Alors que les agents de la Société québécoise du cannabis (SQDC) devront parler de l'effet de leurs produits au conditionnel et avec mille et une précautions, le militant prolégalisation Marc-Boris St-Maurice lance aujourd'hui une plateforme pour permettre aux consommateurs de pot de commenter et de noter la marchandise qui sera sur les rayons de la société d'État.

Le ministère de la Santé et des Services sociaux tentait d'évaluer, hier, si ce site, appelé «Espace Cannabis» - un clin d'oeil à la marque de commerce «Espace cocktail» de la SAQ -, sera légal ou pas au jour 1 de la légalisation. 
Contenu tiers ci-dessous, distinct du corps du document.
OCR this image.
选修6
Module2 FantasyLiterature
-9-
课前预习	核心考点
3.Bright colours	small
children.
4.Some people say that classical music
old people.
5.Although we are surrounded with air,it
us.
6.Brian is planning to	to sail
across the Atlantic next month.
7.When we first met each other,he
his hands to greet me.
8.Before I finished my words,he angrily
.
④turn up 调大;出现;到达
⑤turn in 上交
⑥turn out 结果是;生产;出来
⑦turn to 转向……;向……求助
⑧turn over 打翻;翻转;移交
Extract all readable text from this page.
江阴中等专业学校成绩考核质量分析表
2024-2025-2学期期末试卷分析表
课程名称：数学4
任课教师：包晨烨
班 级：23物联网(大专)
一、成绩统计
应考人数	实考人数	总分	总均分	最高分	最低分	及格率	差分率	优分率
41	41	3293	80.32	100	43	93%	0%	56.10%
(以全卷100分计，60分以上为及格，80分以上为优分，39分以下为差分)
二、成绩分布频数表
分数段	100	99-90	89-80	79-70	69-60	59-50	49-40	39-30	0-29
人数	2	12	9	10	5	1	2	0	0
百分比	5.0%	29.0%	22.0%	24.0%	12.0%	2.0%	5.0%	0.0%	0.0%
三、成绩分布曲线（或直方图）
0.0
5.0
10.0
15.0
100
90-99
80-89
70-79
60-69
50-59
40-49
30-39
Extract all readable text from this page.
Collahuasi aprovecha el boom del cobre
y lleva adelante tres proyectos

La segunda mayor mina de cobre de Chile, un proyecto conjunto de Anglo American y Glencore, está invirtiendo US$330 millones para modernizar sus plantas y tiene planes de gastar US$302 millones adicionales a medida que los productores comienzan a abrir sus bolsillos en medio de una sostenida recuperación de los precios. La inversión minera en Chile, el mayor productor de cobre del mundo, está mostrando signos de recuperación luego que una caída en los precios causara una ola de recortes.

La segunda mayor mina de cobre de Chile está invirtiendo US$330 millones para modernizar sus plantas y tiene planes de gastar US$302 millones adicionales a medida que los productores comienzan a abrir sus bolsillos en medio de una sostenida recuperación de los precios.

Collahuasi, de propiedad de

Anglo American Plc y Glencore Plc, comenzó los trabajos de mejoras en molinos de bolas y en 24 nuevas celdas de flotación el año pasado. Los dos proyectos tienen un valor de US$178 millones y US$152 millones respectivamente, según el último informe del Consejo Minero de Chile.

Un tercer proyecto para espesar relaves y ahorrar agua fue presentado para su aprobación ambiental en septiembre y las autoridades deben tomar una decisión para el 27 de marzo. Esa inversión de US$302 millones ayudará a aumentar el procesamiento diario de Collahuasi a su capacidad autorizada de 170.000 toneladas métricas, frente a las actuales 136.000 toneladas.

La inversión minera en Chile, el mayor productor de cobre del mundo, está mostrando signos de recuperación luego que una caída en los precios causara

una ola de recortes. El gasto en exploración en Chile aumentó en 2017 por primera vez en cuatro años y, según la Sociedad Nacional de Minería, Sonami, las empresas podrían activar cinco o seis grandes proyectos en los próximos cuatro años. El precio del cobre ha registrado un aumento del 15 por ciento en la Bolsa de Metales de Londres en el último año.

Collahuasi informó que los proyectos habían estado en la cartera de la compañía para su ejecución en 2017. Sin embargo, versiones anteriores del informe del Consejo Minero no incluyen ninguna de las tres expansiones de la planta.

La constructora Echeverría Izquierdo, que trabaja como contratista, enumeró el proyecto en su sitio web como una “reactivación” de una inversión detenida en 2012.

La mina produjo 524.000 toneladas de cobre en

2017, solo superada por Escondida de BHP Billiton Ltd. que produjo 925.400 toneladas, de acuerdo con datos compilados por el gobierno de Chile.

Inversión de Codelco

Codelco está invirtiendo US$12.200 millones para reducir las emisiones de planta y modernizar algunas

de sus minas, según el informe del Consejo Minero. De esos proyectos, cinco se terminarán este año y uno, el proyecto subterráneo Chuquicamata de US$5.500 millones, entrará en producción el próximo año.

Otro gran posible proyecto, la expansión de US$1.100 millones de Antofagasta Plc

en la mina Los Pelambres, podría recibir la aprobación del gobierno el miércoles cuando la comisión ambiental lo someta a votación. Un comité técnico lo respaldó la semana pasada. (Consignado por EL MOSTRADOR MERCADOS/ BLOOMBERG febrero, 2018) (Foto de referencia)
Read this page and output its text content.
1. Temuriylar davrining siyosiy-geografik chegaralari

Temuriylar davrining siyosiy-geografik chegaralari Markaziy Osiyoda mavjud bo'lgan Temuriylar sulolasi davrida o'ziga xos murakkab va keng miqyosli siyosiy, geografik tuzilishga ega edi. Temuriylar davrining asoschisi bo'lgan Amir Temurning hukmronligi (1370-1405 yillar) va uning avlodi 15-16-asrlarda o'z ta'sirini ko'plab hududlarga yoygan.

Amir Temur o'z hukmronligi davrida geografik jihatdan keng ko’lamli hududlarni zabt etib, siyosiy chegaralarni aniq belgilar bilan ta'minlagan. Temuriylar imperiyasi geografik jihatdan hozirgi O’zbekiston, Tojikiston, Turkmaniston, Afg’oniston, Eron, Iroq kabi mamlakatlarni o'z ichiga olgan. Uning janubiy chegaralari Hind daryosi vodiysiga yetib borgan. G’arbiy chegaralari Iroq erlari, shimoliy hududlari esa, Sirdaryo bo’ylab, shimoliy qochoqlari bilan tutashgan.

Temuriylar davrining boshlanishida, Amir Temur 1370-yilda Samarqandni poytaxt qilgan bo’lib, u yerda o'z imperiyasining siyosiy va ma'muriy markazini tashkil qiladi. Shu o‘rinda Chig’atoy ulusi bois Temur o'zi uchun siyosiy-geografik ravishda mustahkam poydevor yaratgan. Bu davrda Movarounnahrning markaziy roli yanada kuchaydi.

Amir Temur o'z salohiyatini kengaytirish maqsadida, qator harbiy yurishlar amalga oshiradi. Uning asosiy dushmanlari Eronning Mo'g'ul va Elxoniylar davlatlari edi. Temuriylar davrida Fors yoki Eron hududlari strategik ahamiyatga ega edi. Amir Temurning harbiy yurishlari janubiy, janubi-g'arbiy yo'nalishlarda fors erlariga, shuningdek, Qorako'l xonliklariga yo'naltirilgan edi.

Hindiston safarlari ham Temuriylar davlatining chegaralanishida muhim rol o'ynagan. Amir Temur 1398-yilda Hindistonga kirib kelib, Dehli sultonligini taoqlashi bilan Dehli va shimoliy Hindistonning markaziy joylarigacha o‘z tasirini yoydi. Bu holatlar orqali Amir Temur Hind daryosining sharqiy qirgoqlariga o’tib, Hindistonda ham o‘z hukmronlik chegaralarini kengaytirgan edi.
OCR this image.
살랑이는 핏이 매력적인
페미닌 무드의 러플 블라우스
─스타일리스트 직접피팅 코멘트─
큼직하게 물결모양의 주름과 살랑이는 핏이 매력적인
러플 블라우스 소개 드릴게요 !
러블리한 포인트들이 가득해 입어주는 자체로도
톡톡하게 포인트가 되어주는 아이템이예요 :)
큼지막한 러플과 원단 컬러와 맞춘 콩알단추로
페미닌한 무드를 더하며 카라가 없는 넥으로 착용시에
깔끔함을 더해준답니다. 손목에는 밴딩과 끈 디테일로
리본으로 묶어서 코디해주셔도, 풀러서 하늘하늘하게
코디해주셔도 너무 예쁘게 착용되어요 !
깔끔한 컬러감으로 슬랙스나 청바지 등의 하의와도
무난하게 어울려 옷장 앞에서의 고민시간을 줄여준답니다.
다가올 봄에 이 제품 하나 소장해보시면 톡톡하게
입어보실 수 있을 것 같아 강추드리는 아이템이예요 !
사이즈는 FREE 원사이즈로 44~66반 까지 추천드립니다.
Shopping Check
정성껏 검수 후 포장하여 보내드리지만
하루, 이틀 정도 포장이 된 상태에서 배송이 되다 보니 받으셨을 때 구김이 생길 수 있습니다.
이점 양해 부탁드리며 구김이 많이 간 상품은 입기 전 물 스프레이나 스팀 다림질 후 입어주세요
S'inspirant de sites comme Yelp ou TripAdvisor, Espace Cannabis permettra aux consommateurs de noter uniquement les produits vendus au Québec par la SQDC ainsi que ceux vendus dans les magasins autorisés en Ontario. «Ce site vise à pallier l'absence d'information que le modèle actuel de la légalisation provoque», affirme M. St-Maurice, militant bien connu pour la légalisation du cannabis et fondateur du Centre compassion de Montréal. «On veut créer une communauté, pour aider les consommateurs à faire de meilleurs choix.» 

Les visiteurs pourront notamment commenter l'odeur, la couleur, la qualité de la combustion et parler des effets que produiraient certaines souches vendues en magasin.

«Dans le modèle actuel, les producteurs autorisés de cannabis et la SQDC sont limités dans ce qu'ils peuvent dire à leurs clients. Je veux éduquer, c'est mon expérience de 25 ans que je veux mettre à profit. Je pense que j'ai la crédibilité pour le faire», affirme M. St-Maurice. 

Des sites semblables de critiques de cannabis existent depuis plusieurs années sur le web. L'un d'eux, Leafly.com, va jusqu'à dire que certaines souches particulières sont «idéales pour lire un livre», qu'elles «font rire», ou encore qu'elles «favorisent la discussion».

Le conditionnel dans les SQDC

Mais dans les succursales de la SQDC, les agents qui suivent actuellement une formation obligatoire de 20 heures sanctionnée par le ministère de la Santé et des Services sociaux n'auront pas le droit d'aller aussi loin en s'adressant à la clientèle. «Les employés pourront parler des arômes et du taux de THC, par exemple, mais on n'ira pas dans le spiritualisme et on ne [prêtera pas de vertus] thérapeutiques ou psychologiques aux produits», explique le porte-parole Mathieu Gaudreault. Des affiches en magasin indiquent par exemple que certaines souches sont «généralement reconnues pour leur effet calmant et relaxant», alors que d'autres sont «généralement reconnues pour leur effet stimulant et euphorisant».  

«On en parle au conditionnel, et on ne va pas dire qu'avec telle ou telle souche, vous allez dormir comme un bébé et vous réveiller frais et dispos le matin», illustre M. Gaudreault. Dans tous les cas, la description des effets des produits devra respecter la mission de santé publique que Québec a imposée à sa société d'État, ajoute-t-il. 

Un site légal ou illégal? 

La Loi sur le cannabis adoptée cet été par Québec, qui interdit toute forme de promotion de la marijuana, empêche même l'utilisation de l'iconique feuille de cannabis pour mettre en marché un produit. Invité à commenter le site web que s'apprête à lancer M. St-Maurice, le ministère de la Santé et des Services sociaux a laissé entendre dans un courriel qu'il pourrait être illégal. 

«Seule une certaine publicité informative, qui donne des renseignements sur le cannabis destiné aux consommateurs adultes, dont le prix et la disponibilité, sera autorisée à l'intérieur des points de vente ainsi que dans les journaux et magazines écrits expédiés et adressés à une personne majeure», a expliqué la porte-parole Marie-Claude Lacasse.  

«Selon les informations que vous nous donnez, un tel site contreviendrait à la loi», a-t-elle ajouté, précisant cependant ne pas avoir suffisamment d'informations pour se prononcer formellement.  

Une position qui fait sourciller Marc-Boris St-Maurice. «On ne peut quand même pas nous bâillonner. C'est un site éducatif qu'on met en place, pas un site commercial qui fait de la publicité. S'ils veulent nous fermer, on ne se laissera pas faire», promet-il.